2022年12月4日に下記の記念セミナーを開催しました。以下に文字起こし記録と開催報告を掲載します。
※右端の画像をクリックすると文字起こし記録(PDFファイル)が開きます。
  

開催報告

報告文1

「多様性どうしの出会い」

 2022年12月4日、リック・ロカモラさんの記録写真集『マイノリティとして生きる――アメリカのムスリムとアイデンティティ』の刊行および写真展の開催を記念するセミナーが、日・英の二言語を使用して開かれた。来日されたロカモラさんをはじめ、登壇された方々の貴重なお話を拝聴し、ここでは、内容の紹介や、私の気づきを述べさせていただきたい。  まず、同書の監修・編著をなさった後藤絵美先生が、司会進行として、セミナーの趣旨を説明された。「ロカモラさんの作品を通して現代世界が抱える問題――人々のあいだの分断や対立――の解決方法を模索すること」が、写真集と写真展の目的とのことだった。
 高橋圭先生は、同じく監修・編著を務められており、近現代のイスラームについてご研究されている。アメリカでの調査においては、観察者であると同時に、ムスリム・コミュニティの、ある種の一員として、「活動に参加し、共感し、またそこで起きる問題に心を痛めたり、悩んだりもしてきた」という。ロカモラさんの写真にも、ムスリムと非ムスリムが一緒に写っているものがあり、私たちはこの社会で、多様性をそれぞれに持つ他者とともに生きていることを感じられる。
 ロカモラさんは、移民の公民権を長年のテーマとされていて、不平等や人権問題に関する現状や、自身の活動のご経験も交えてお話をしてくださった。「9.11」後のアメリカでは、ムスリム・コミュニティが偏見や差別にさらされる動きも起こってしまった。その中でロカモラさんは、宗教や文化についての情報を提供し、かれらに対する暴力に対抗するために、人びとの日常や感情を映し出す記録を続けてきた。
 長沢栄治先生は、中東地域研究・近代エジプト社会経済史をご専門とし、イスラーム・ジェンダー学科研の代表をなさっている。長沢先生のお話で最も印象的だったのは、「多くの人びととの出会いで得られるものの一つは、その生き方に反映された歴史を知れること」というお言葉である。そしてロカモラさんの写真を、「人びとの日常の生活、生き方に温かい眼差しで迫った作品」と表現された。写真は人びとが出会う場の一つになり、自分との関わりや歴史を考えるきっかけをくれる。
 私はこれまで、イスラーム教を遠い世界の話だと他者化してしまっていた。ロカモラさんや佐藤兼永さんの作品により人びとの感情にあふれる写真集を通して、今を生きるムスリムの姿と出会い、自分が無知や無理解に陥ったままでいたことを反省している。多様なバックグラウンドやアイデンティティを持つムスリムと出会い、かれら、そして私を取り巻く社会課題を自分ごととして考えていきたいと思った。
 新型コロナウイルス感染拡大予防のため、これまで様々な活動の自粛、そして活動のための模索が行われてきた。本セミナーでは対面とオンラインのハイブリット式が取られ、会場にお越しになるのが難しい方も参加が可能となった。そして、人びとが空間を共有しての催しも再開されつつあり、セミナー後に交流会とサイン会が開かれた会場では、人びとの交流や新たな繋がりが生まれる瞬間に立ち会うことができた。このような機会を設けてくださった、東京外国語大学アジア・アフリカ言語文化研究所の皆さま、科研費基盤(A)「イスラーム・ジェンダー学と現代的課題に関する応用的・実践的研究」の皆さまに感謝したい。

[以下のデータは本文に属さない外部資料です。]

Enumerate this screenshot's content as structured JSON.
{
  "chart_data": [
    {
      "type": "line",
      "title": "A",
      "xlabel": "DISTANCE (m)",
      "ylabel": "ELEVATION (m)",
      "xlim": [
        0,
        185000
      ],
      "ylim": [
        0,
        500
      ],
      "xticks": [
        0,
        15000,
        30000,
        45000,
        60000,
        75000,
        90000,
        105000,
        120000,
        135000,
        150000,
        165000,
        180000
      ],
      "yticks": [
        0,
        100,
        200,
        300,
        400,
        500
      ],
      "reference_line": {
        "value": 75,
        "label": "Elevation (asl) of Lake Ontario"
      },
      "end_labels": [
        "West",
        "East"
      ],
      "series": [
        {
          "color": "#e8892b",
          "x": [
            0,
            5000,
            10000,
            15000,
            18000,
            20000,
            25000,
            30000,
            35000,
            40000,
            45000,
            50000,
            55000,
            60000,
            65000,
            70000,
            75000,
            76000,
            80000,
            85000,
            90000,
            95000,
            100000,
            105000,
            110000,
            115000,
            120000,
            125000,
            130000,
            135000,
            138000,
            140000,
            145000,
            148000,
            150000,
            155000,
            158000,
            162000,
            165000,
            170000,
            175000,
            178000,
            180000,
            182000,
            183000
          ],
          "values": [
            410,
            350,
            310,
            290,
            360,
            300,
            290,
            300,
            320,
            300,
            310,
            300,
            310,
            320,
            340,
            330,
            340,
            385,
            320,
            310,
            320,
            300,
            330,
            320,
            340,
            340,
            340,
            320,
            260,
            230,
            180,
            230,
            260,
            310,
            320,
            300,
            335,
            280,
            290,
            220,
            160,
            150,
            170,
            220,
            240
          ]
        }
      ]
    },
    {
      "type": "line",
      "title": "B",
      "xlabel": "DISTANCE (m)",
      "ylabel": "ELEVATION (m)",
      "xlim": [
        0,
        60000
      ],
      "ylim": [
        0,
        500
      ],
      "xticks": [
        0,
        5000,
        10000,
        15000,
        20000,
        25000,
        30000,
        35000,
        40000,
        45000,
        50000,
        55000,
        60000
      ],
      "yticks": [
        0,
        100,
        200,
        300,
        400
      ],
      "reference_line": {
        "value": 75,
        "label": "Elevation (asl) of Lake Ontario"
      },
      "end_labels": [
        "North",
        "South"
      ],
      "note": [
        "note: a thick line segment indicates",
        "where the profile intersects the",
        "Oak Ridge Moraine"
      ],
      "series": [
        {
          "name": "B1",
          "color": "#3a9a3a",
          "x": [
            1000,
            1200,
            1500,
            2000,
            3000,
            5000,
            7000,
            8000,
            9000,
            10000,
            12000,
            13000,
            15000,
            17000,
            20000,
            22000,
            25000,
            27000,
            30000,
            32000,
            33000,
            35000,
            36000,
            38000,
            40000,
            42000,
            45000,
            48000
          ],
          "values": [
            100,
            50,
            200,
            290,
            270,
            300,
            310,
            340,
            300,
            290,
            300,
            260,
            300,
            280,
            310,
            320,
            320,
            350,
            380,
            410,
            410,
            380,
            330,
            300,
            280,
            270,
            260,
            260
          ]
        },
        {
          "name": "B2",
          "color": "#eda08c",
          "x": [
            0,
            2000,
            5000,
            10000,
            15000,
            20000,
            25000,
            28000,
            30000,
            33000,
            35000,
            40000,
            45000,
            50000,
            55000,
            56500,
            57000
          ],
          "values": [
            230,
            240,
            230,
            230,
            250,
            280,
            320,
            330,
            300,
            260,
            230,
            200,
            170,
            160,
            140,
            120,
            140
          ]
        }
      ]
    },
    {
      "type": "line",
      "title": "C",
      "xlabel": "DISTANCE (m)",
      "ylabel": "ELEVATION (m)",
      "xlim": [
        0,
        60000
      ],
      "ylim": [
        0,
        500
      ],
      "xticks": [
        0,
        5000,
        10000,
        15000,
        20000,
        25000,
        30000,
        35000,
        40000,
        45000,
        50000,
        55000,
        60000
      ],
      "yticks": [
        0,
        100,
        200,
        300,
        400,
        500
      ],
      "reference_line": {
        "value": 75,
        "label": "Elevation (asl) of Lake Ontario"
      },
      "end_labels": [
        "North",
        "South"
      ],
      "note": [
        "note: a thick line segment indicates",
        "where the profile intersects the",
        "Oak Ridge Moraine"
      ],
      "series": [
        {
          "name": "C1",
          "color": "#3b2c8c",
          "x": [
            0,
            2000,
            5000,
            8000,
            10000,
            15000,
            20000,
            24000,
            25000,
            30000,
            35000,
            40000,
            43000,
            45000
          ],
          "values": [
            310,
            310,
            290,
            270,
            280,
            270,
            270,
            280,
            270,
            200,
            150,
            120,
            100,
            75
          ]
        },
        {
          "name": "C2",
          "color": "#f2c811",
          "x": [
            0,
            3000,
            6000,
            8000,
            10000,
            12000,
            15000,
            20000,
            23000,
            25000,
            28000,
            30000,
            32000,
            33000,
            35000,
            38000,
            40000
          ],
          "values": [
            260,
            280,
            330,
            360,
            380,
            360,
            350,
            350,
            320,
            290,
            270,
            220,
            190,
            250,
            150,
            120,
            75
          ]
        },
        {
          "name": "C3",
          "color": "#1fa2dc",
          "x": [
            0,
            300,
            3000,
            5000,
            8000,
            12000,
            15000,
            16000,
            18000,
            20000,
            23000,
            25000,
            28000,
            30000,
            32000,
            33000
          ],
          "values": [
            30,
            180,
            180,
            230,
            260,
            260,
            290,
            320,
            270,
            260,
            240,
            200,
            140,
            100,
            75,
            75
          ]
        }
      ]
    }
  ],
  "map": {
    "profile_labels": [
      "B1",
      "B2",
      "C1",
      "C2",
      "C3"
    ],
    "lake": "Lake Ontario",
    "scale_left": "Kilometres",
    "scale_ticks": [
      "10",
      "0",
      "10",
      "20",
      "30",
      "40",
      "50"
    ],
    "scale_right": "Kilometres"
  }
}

高橋先生がロカモラさんとアメリカのモスクで出会い、多くの方々の協力・支援が集まって、作品が写真集や写真展の形となり、そして私たちが、生き生きと描き出される多様なムスリムの姿に出会えることとなった。出会いのもつ力をひしひしと感じられる。
 だれもが、多様性の一員である。信じる宗教やその解釈、性のあり方、出自、心身の状態、価値観、生き方…がそれぞれ異なる、世界にただ一人の、かけがえのない人びとどうしが出会い、相手を知ろうとすることが、一人ひとりが尊重される社会への第一歩になるのではと思う。
*報告文作成:立教大学文学部 中野恵梨子

報告文2

「感情を捉える」ということ

 リック・ロカモラ氏が長い歳月をかけてアメリカ人ムスリムのコミュニティを記録してきたのは、アメリカ社会で繰り返される差別や暴力を目の当たりにして人権や自由権に対する懸念を抱いたからである。9.11を機に顕著になったムスリムへの嫌悪は、イスラームという信仰が分断を生みだす皮肉な状況を描き出した。だが、アメリカ人ムスリムは、他のアメリカ人と同じように社会を支える大切な一員である。彼らの日常をそのまま写しだしてアメリカ人のムスリムに「目に見える声」を提供することを目指している。
 ロカモラ氏がカメラを構えるときに大切にしているのは、写真を撮る相手の感情を捉えること。写真が白黒なのは、その写真を見た時に、そこにある感情そのものに目を留めることができるからだという。言われてみれば、写真には活力に満ちた人々の姿が写り、その瞬間の空気が伝わってくるようである。フレームに収まる人とレンズ越しにカメラを構えるロカモラ氏の眼差しが重なって、こちら側に迫ってくる気さえする。白黒の写真は、こんなにも感情を写しだすことができるのかと独り合点した私は、自分のスマートフォンに保存してある写真を白黒に加工してみたが、当たり前のことながら全然違う。やはり、ロカモラ氏がここぞと思ってカメラを向けたその瞬間にすべてがつまっているのである。
 レンズの向こうにいる人の感情を捉えるのは、簡単なことではない。相手をよく観察して感情が溢れだすその瞬間を逃さないようにするのだ。そもそも観察する“目”を持っていなければならない。レンズの先にいる人間の感情に寄り添う力も必要である。ロカモラ氏は「写真を通じて他人を理解することができる」と言うが、そのためには自分自身にまずは相手を理解するだけの度量が求められる。この写真を通じて、ロカモラ氏はどんな想いでレンズを覗いていたのか、シャッターを切ったその瞬間は何を感じていたのだろうか。それは、差別や暴力が起こる現実に対する焦燥感であるかもしれないし、日常の時間が流れていくことへの安堵感かもしれない。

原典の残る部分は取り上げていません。